Violette Morris, à abattre par tous moyens 1. Première comparution

P ersonnalité atypique au destin troublé, Violette Morris (1893 – 1944) est avant tout une pionnière. Née dans une société où les femmes étaient considérées comme des citoyennes de seconde classe, elle n’a cesse de braver les interdits et imposer sa présence dans des activités jusqu’alors réservées aux hommes. Natation, athlétisme, pilotage (automobile et aviation), elle est partout. De plus, elle a très rapidement compris comment utiliser les médias à son avantage et était devenue une véritable « people » avant l’heure. Sa chute sous les balles des Résistants à la fin de la guerre en sera d’autant plus brutale.
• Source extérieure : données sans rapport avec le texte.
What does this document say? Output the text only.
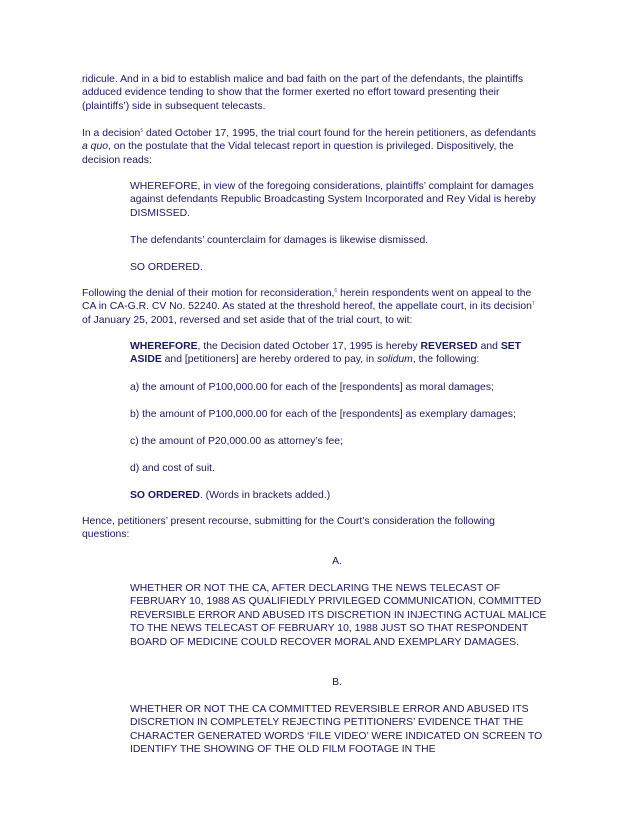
ridicule. And in a bid to establish malice and bad faith on the part of the defendants, the plaintiffs adduced evidence tending to show that the former exerted no effort toward presenting their (plaintiffs’) side in subsequent telecasts.

In a decision$^5$ dated October 17, 1995, the trial court found for the herein petitioners, as defendants a quo, on the postulate that the Vidal telecast report in question is privileged. Dispositively, the decision reads:

WHEREFORE, in view of the foregoing considerations, plaintiffs’ complaint for damages against defendants Republic Broadcasting System Incorporated and Rey Vidal is hereby DISMISSED.

The defendants’ counterclaim for damages is likewise dismissed.

SO ORDERED.

Following the denial of their motion for reconsideration,$^6$ herein respondents went on appeal to the CA in CA-G.R. CV No. 52240. As stated at the threshold hereof, the appellate court, in its decision$^7$ of January 25, 2001, reversed and set aside that of the trial court, to wit:

WHEREFORE, the Decision dated October 17, 1995 is hereby REVERSED and SET ASIDE and [petitioners] are hereby ordered to pay, in solidum, the following:

a) the amount of P100,000.00 for each of the [respondents] as moral damages;

b) the amount of P100,000.00 for each of the [respondents] as exemplary damages;

c) the amount of P20,000.00 as attorney’s fee;

d) and cost of suit.

SO ORDERED. (Words in brackets added.)

Hence, petitioners’ present recourse, submitting for the Court’s consideration the following questions:

A.

WHETHER OR NOT THE CA, AFTER DECLARING THE NEWS TELECAST OF FEBRUARY 10, 1988 AS QUALIFIEDLY PRIVILEGED COMMUNICATION, COMMITTED REVERSIBLE ERROR AND ABUSED ITS DISCRETION IN INJECTING ACTUAL MALICE TO THE NEWS TELECAST OF FEBRUARY 10, 1988 JUST SO THAT RESPONDENT BOARD OF MEDICINE COULD RECOVER MORAL AND EXEMPLARY DAMAGES.

B.

WHETHER OR NOT THE CA COMMITTED REVERSIBLE ERROR AND ABUSED ITS DISCRETION IN COMPLETELY REJECTING PETITIONERS’ EVIDENCE THAT THE CHARACTER GENERATED WORDS ‘FILE VIDEO’ WERE INDICATED ON SCREEN TO IDENTIFY THE SHOWING OF THE OLD FILM FOOTAGE IN THE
En choisissant la collaboration avec l’occupant, elle avait scellé son sort.

Aujourd’hui largement passée sous silence, Violette Morris réapparaît néanmoins de temps à autre dans des documentaires historiques ou des fictions (certains se souviendront du Droit chemin de Wilfrid Lupano et Morgann Tanco où elle fait une apparition tonitruante). Les archives d’État des années noires s’ouvrant petit-à-petit, Kris et Bertrand Galic se joignent à Hervé Loiselet (Le bruit de la machine à écrire), Philippe Saada (Juger Pétain) ou Pat Perna (Darnand le bourreau français) pour retracer au plus près une vie extraordinaire achevée dans l’infamie.

Imaginée autour de l’enquête menée par Lucie Gosselin (résistante devenue détective privée sur les traces des nombreux disparus du conflit et ancienne coreligionnaire de Violette), l’intrigue mélange habilement les époques alors que des zones d’ombre demeurent sur les réelles raisons de sa condamnation à mort par l'état-major des FFI à Londres. Retours en arrière purement biographiques, portrait réaliste de la condition féminine durant le premier tiers du XXe siècle et, quand même, un véritable suspens qui se construit tranquillement, la lecture est prenante, quoique touffue par moments. Sans jamais tomber dans l’hagiographie ou le témoignage à charge, les scénaristes font preuve de beaucoup d’honnêteté et, sans doute, de tendresse envers cette femme d’exception.

Graphiquement, Javi Rey réalise un excellent travail de reconstitution. Très axée sur les protagonistes, la mise en page est particulièrement dynamique. Le dessinateur a posé sa « caméra » à hauteur du regard et plonge le lecteur au cœur de l’action. Cette astuce de mise en scène permet de faire digérer les quelques pavés de texte essaimés tout au long de l’album.

Même si le jugement est déjà tombé il y a plus soixante-dix ans, cette Première comparution s’avère totalement aboutie et convaincante.